ROMA Grillo ha voluto mettere la cifra al centesimo: 42 milioni 782.512,50 euro. Il conto esatto dei contributi pubblici previsti dalla legge per le spese elettorali. Un assegno che i 5 Stelle non metteranno all’incasso, soldi che «torneranno ai cittadini», ovvero allo Stato. «Il mio auspicio è che tutte le forze politiche seguano il nostro esempio, in particolare il pdmenoelle al quale spetta la quota più rilevante». È la sfida lanciata a Bersani sui costi della politica. Grillo che sposta l’attenzione e allenta la pressione sul suo gruppo parlamentare alle prese con le prime trafile di ordine burocratico. Una boccata d’ossigeno che consente al moVimento di rifiatare e gestire il dissenso che inizia ad affiorare sulla strategia da adottare. Dissenso che preoccupa non poco il leader e il cofondatore Casaleggio. «Non è necessaria una legge, è sufficiente che il segretario Pd dichiari su carta intestata, come ha fatto il M5S, la volontà di rifiutare i rimborsi elettorali con una firma. Per facilitare il compito ho preparato il documento. Bersani, firma qui!».
Grillo chiede insomma «meno parole e più fatti». E così facendo esce dall’angolo in cui lo aveva stretto la richiesta di un referendum online sul sostegno al Pd. E sempre ieri, quasi in simultanea, Roberta Lombardi, capogruppo alla Camera ripeteva il solito refrain, e cioè che «non ci sarà nessun appoggio al Pd per la costituzione del nuovo governo». E che «se qualcuno deciderà di farlo sarà fuori dal moVimento». Idem per chi non accetterà il taglio all’indennità parlamentare.
L’ASSIST DI IMPOSIMATO
Per i democrat rinunciare ai rimborsi vorrebbe dire rispedire al mittente qualcosa come 45 milioni e 850 mila euro. La fetta più grande della torta assegnata ai partiti. Non proprio bruscolini, dunque.
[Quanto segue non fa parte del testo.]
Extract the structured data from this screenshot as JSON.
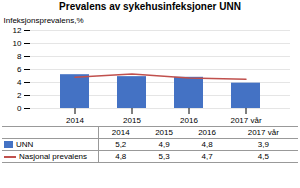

E sempre sulla stessa questione è arrivato l’assist di Ferdinando Imposimato, presidente onorario aggiunto della Suprema corte di Cassazione. «Cari amici - scrive il magistrato - anch’io sarei favorevole a una intesa tra M5S e Pd ma devo riconoscere che tra gli 8 punti del Pd manca il tema della riduzione dei costi della politica, l’eliminazione del finanziamento pubblico ai partiti». Un vulnus. Un punto debole sul quale picchiare. E Grillo, c’è da giurarci, lo farà ancora.
INELEGGIBILITA’ DEL CAV
I grillini hanno attaccato anche Berlusconi. Ed è un fatto nuovo. Prima annunciando - come ieri il senatore Vito Crimi - che voteranno per «l’ineleggibilità» del Cavaliere «in quanto concessionario di servizio pubblico». E un voto contrario della Giunta per le elezioni vorrebbe dire l’arresto qualora le vicende giudiziaria dell’ex premier dovessero precipitare. Poi, criticando la manifestazioni anti-pm a Milano, con la richiesta di «maggior rispetto verso un potere dello Stato come quello giudiziario. Quando il discorso si è spostato sulle «poltrone» Crimi ha negato che siano in corso trattative sottobanco. «Ci aspettiamo un questore, un vicepresidente della Camera e un questore e un vice presidente del Senato», ha ammesso alla luce del sole. Precisando però che «le regole sono contorte, sono fatte in modo che non ci tocchino, dovremmo fare degli accordi ma noi non li faremo».
LA PRESIDENZA? SI GRAZIE
E la presidenza della Camera? «Se vogliono darcela, noi diciamo grazie», ha ammesso il portavoce dei grillini a palazzo Madama. In vista della prima seduta parlamentare di venerdì prossimo è stata annullata, infine, anche «la biciclettata». Ad aspettarlo davanti alle Camere ci saranno solo gli attivisti di Sel guidati da Gianluca Peciola che lanceranno ai 5Stelle un appello «per la democrazia e per uscire dalla crisi».